Often, companies use their existing corporate directories, like Microsoft Active Directory (AD), to serve as the authentication source for Windchill user accounts. By using pre-existing user accounts from a source outside Windchill, maintaining separate user accounts, password policy, etc in Windchill can be avoided. See PTC Tech Support article CS29445 for more information about configuring AD with Windchill for authentication and directory information.
Windchill authentication is processed by Apache. The Apache authentication configuration can be set so that through the ldap protocol, directory sources can be used to authenticate against. It's possible to authenticate against a list of multiple external sources.
Due to company mergers, we use WindchillDS along with three separate AD domains as Windchill authentication sources. A problem arises when a user exists with the same username in two different directories. Typically, sAMAccountName is mapped from AD to the Windchill user name, but other AD properties such as userPrincipalName can also be used. UserPrincipalName requires users to add the domain to their username when logging in, e.g. email@example.com, where user is the sAMAccountName and example.com is the domain. This guarantees uniqueness across domains. However, it could be possible to avoid requiring users to include the domain with their username by reorganizing the order in which the authentication sources are queried.
The order in which the sources are queried is specified in the app-Windchill-Auth.conf file which is compiled from the <Apache>\conf\extra\app-Windchill-AuthProvider.xml template file. Normally, an administrator edits the xml file and then compiles it using an ant command. The conf file is not normally edited directly. The order of the sources listed in the xml file can be rearranged during propagation due to the alphanumeric sorting scheme used. To precisely control the order, a number can be added before the name in the xml file.

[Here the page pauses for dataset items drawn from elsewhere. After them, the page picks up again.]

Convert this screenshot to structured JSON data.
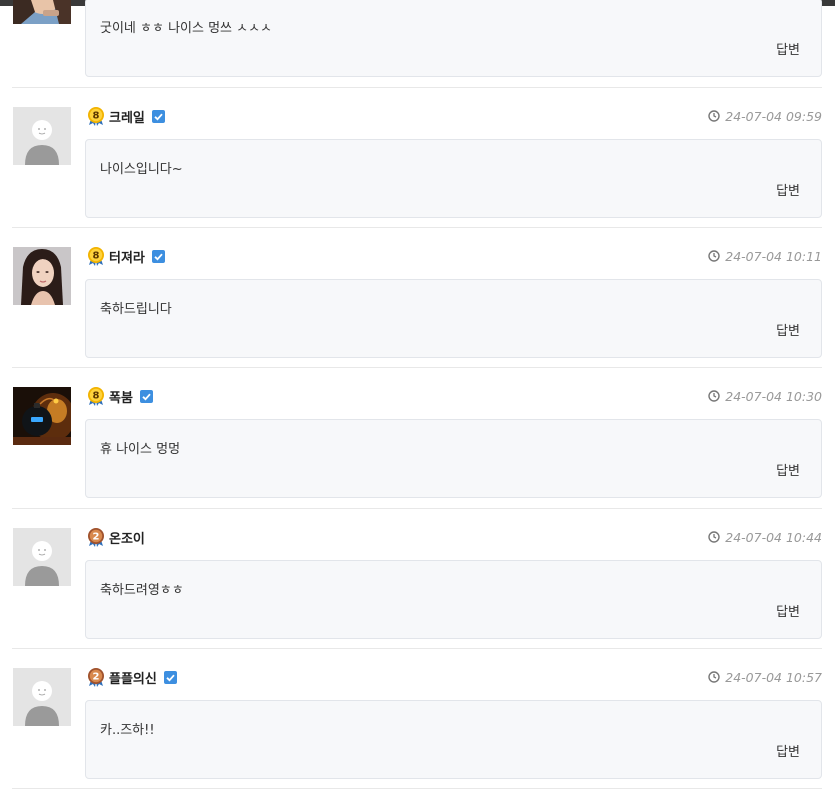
{
  "comments": [
    {
      "avatar": "photo-avatar",
      "level": "8",
      "name": "",
      "verified": false,
      "time": "",
      "text": "굿이네 ㅎㅎ  나이스 멍쓰 ㅅㅅㅅ",
      "reply_label": "답변"
    },
    {
      "avatar": "default-avatar",
      "level": "8",
      "name": "크레일",
      "verified": true,
      "time": "24-07-04 09:59",
      "text": "나이스입니다~",
      "reply_label": "답변"
    },
    {
      "avatar": "woman-photo-avatar",
      "level": "8",
      "name": "터져라",
      "verified": true,
      "time": "24-07-04 10:11",
      "text": "축하드립니다",
      "reply_label": "답변"
    },
    {
      "avatar": "bomb-photo-avatar",
      "level": "8",
      "name": "폭붐",
      "verified": true,
      "time": "24-07-04 10:30",
      "text": "휴 나이스 멍멍",
      "reply_label": "답변"
    },
    {
      "avatar": "default-avatar",
      "level": "2",
      "name": "온조이",
      "verified": false,
      "time": "24-07-04 10:44",
      "text": "축하드려영ㅎㅎ",
      "reply_label": "답변"
    },
    {
      "avatar": "default-avatar",
      "level": "2",
      "name": "플플의신",
      "verified": true,
      "time": "24-07-04 10:57",
      "text": "카..즈하!!",
      "reply_label": "답변"
    }
  ],
  "colors": {
    "verified": "#3d8fe0",
    "level8": "#f2b300",
    "level2": "#a0522d",
    "box_bg": "#f7f8fa",
    "box_border": "#e2e5ea"
  },
  "icons": {
    "time": "clock-icon",
    "verified": "verified-check-icon",
    "level": "level-badge-icon"
  }
}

When it is propagated, the providers are sorted according to the numbers and therefore not changed. This was the key to minimizing the problems I had integrating multiple AD domains. See CS121536 for more info. If a user with the same username exists in two ldap provider directories listed in the conf file, the password tied to the provider that comes first in the list must be used. The credentials required come from the first occurrence of a username match.
By manipulating this order, I was able to place the WindchillDS source first, followed by the primary AD domain and then other AD domains avoiding most username collision problems. Over time we have reduced the number of AD domains used in the company and now have a process to avoid username duplication, but the flexibility provided in the authentication configuration allowed me to work with multiple AD domains without significantly changing existing user accounts.